JB: Absolutely, it has. The one great thing that Cricubuzz has done is that it has stayed true to Harsha Bhogle’s vision. Harsha basically wanted Cricbuzz to feel like a bunch of friends chatting about cricket. So it is a lot of cricket, but also a lot of fun and banter. And some really strong personal relationships.
MK: What are some of your favourite books from the ones we see behind you on the Cricbuzz videos?
JB There’s a biography on SD Burman, co-written by my good friend Anirudha Bhattacharjee. There’s one called Standard Deviations by Gary Smith, then there’s The Rational Optimist by one of my favourite authors, Matt Ridley. For sports lovers, you must read The Meaning of Sport by Simon Barnes.
(Clockwise from top) Harsha Bhogle, Joy Bhattacharjya and Gaurav Kapoor in a Cricbuzz video
MK: Coming back to the IPL, what sort of changes do you see happening to the IPL model that can help it stay relevant?

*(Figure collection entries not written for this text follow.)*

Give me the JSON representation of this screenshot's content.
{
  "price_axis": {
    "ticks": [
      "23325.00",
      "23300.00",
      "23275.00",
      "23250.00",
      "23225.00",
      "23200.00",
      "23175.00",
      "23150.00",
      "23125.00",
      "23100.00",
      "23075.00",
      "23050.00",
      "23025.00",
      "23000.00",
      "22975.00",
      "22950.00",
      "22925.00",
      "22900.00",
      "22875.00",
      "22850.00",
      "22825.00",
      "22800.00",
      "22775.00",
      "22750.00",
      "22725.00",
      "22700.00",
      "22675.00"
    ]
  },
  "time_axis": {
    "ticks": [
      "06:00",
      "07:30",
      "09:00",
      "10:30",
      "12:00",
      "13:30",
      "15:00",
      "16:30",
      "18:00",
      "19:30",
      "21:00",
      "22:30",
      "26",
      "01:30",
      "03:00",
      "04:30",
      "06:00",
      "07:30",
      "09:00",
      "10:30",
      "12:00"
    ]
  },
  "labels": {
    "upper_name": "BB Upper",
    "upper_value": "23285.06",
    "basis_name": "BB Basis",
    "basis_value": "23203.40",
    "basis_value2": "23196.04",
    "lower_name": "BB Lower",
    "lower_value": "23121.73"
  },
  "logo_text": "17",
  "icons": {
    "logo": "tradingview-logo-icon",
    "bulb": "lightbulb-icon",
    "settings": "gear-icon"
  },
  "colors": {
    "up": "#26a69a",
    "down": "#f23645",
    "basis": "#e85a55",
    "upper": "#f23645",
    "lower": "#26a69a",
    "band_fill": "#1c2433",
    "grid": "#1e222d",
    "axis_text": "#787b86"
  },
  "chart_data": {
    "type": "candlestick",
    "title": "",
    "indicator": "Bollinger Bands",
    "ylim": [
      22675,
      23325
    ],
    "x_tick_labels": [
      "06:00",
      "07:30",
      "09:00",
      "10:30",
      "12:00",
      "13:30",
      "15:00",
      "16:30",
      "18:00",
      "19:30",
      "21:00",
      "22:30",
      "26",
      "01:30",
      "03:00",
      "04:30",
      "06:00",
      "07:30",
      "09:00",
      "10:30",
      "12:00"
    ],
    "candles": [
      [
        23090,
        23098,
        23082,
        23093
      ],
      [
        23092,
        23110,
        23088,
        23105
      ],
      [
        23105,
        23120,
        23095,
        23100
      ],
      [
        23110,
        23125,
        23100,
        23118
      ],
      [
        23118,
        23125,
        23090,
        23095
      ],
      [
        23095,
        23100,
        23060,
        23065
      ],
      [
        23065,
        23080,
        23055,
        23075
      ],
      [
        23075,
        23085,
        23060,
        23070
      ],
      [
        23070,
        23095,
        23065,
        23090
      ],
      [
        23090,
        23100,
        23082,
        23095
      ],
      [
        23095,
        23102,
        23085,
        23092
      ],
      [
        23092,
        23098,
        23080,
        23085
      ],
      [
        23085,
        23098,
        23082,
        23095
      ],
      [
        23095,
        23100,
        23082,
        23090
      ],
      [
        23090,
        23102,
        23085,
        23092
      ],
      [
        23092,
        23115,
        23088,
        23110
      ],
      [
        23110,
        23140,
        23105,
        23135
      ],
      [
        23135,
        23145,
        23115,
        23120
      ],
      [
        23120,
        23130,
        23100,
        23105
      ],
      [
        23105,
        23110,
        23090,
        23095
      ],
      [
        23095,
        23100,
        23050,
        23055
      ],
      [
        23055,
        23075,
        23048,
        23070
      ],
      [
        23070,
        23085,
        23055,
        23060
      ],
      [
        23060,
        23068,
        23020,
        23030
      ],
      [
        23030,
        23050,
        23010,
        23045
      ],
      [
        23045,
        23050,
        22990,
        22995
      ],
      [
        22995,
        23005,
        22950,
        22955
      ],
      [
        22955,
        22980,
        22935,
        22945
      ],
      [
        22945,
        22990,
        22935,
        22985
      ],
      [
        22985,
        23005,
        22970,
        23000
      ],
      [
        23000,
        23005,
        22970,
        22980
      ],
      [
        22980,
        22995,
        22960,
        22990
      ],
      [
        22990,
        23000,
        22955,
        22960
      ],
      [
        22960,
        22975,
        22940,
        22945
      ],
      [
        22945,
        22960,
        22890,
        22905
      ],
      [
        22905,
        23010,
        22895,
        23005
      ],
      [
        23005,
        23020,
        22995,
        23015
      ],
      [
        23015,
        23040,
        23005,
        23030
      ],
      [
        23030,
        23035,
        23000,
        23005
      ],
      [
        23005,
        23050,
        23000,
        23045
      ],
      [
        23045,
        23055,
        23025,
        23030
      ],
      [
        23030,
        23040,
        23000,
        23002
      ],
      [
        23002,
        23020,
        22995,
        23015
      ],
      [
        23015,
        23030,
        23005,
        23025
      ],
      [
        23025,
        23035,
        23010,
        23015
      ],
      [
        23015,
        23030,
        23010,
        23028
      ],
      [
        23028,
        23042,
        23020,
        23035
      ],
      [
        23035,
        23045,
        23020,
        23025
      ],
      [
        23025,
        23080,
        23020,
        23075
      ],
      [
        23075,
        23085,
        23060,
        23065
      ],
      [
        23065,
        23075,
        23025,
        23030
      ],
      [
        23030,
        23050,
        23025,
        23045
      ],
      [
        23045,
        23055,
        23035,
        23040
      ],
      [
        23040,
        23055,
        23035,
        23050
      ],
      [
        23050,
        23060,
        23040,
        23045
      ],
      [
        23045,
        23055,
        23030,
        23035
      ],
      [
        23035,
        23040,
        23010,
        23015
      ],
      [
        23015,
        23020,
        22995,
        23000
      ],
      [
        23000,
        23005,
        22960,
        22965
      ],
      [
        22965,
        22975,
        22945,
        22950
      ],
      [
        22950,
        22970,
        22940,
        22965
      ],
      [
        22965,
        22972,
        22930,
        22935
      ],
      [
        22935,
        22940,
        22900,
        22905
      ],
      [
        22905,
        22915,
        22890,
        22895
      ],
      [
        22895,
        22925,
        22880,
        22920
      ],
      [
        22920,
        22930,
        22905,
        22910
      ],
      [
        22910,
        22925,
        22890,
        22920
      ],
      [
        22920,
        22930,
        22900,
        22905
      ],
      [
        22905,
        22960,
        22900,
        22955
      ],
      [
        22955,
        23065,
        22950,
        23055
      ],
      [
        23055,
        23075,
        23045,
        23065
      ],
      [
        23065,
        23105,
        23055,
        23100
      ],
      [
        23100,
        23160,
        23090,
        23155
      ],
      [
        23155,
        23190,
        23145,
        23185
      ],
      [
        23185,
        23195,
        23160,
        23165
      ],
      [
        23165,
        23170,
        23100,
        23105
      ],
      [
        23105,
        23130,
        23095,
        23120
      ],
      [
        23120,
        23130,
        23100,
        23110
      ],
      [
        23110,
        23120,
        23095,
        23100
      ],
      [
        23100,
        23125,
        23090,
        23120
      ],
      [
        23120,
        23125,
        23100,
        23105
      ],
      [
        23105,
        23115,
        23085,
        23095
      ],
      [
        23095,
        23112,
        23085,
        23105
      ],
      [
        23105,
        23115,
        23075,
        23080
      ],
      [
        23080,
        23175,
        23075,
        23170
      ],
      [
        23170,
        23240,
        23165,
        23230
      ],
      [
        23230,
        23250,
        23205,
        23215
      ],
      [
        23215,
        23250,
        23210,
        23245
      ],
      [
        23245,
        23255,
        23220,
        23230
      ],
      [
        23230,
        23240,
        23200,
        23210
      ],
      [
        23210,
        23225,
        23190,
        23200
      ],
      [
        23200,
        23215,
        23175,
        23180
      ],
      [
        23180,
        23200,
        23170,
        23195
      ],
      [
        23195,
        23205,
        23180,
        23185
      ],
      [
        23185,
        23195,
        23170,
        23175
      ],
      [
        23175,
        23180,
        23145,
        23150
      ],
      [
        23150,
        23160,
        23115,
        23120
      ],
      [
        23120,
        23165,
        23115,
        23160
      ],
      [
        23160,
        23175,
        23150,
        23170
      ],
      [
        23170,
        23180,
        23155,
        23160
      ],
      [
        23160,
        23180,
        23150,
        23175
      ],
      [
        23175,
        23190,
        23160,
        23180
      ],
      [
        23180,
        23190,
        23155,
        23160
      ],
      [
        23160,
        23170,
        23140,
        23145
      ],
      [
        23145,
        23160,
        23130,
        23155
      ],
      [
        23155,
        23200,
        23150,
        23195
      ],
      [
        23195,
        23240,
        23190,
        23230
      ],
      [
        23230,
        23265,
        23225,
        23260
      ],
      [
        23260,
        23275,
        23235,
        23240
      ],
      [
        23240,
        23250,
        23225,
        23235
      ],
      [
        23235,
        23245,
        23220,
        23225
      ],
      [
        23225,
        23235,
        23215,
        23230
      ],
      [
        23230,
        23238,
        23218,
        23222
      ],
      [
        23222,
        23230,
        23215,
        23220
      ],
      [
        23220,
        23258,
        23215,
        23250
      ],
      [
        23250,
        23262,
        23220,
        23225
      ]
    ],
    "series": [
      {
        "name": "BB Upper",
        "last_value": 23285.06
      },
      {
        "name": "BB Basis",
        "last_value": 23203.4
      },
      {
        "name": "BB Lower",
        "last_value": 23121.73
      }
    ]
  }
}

JB: I think the IPL should schedule all-star games — North versus South and East versus West. I would also like to see an IPL B where you have 10 other franchises below the top ones and some sort of a promotion-relegation system. Similar to what happens in English club football, where there is interest not only at the top of the table, but also at the bottom of the table.